Soluble materials are materials printed with the intention of being dissolved in a future stage of the manufacturing process. The two most common soluble filament materials are HIPS (High Impact Polystyrene) and PVA (Polyvinyl Acetate). HIPS is associated with ABS, and can be dissolved with limonene, whereas PVA is associated with PLA and can be dissolved using just water.
There is also BVOH filaments which are becoming increasingly popular, especially in dual extruder printers. This is because the material is soluble in water, and according to experts has a higher solubility than PVA.
Plastics in 3D printing: Stereolithography
Within technologies such as SLA, DLP, or even PolyJet, photosensitive liquid resins are used for manufacturing. These can be divided into two categories, thermoplastics and thermo-solids. These resins allow for objects to be printed with either matte or glossy finishes.
The range of colors able to be used with resins is not wide, usually limited to white, back, transparent, and red. There are new developments however, such as Formlabs releasing a wider range of resins for their Form 2 SLA 3D printer. What differentiates resins from FDM filaments is that it is impossible to mix resins to obtain different results. Therefore, there are no dual extruder SLA printers. Additionally, when you use resins in 3D printing there is also a process of post-printing. This involves cleaning the models in isopropyl alcohol to strengthen the print.
Within resin 3D printing there are some resins considered more technical such as flexible resins that offer greater flexibility and deformation in prints. Moreover, there are castable resins for 3D printing jewelry, and biocompatible resins focused on the dental sector and dental prostheses.
Plastics in 3D printing – SLS
Selective Laser Sintering (SLS) technology uses plastic powders to manufacture pieces, by using a laser to fuse these powders layer-by-layer to create a finished model. Within these technologies there are different varieties of materials that allow manufactured objects to have different characteristics such as strength, flexibility, and texture.
Objects made from polyamides are usually created from a fine, white, granular powder. There are however some variants of the material such as nylon that are also available in filaments used in fused deposition modeling (FDM). Due to its biocompatibility, polyamides can be used to create parts that come into contact with food (except foods that contain alcohol).
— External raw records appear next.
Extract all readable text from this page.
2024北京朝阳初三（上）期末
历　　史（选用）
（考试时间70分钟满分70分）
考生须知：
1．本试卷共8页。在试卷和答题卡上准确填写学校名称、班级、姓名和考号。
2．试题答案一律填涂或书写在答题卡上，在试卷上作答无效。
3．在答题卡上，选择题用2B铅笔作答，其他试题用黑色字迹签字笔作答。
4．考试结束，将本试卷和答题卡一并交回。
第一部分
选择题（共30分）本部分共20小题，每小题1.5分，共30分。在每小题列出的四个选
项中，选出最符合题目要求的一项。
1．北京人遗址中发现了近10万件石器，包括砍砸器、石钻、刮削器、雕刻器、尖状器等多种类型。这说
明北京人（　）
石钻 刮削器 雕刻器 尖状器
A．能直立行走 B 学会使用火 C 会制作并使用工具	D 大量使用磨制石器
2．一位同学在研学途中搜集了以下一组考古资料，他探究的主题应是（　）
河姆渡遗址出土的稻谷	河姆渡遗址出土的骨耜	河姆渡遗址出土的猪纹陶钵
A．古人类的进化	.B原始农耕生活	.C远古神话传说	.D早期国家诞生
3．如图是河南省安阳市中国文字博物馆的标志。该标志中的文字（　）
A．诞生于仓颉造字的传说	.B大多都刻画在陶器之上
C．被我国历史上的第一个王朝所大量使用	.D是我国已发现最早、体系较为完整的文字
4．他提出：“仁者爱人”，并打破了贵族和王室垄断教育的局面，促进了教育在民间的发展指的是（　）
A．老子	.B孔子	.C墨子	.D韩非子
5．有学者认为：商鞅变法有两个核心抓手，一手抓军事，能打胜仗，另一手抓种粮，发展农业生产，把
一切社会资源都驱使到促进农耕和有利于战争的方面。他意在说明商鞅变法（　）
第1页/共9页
Constituting of semicrystalline structures, polyamides have a good balance of chemical and mechanical characteristics to offer good stability, rigidity, flexibility, and shock resistance. These advantages mean that the material has many applications across sectors and offers a high level of detail. Due to its high quality, polyamides are used in the manufacture of gears, parts for the aerospace market, automotive market, robotics, medical prostheses, and injection molds.
Alumide plastic objects are manufactured from a combination of polyamides and aluminium powder. The material has a large, slightly porous surface and a gritty, grainy appearance offering great strength and good temperature resistance (up to 172°C). However, some post-processing treatments are necessary, such as grinding, sanding, coating, or milling.
Alumindes is used for complex models, design pieces, or for small series production of functional models that need high rigidity and an appearance similar to aluminium. This technique involves few geometric limits.
PP or Polypropylene
Polypropylene is another thermoplastic widely used in the automotive sector, disposable professional textiles sector, and in the manufacturing of hundreds of everyday objects. PP is known for its resistance to abrasion and its ability to absorb shocks, as well as relative rigidity and flexibility.
However, drawbacks of the material include its low temperature resistance, and sensitivity to UV rays which can cause it to expand. Due to this, several manufacturers have developed alternative types of PP, simili-propilenos, that are stronger both physically and mechanically.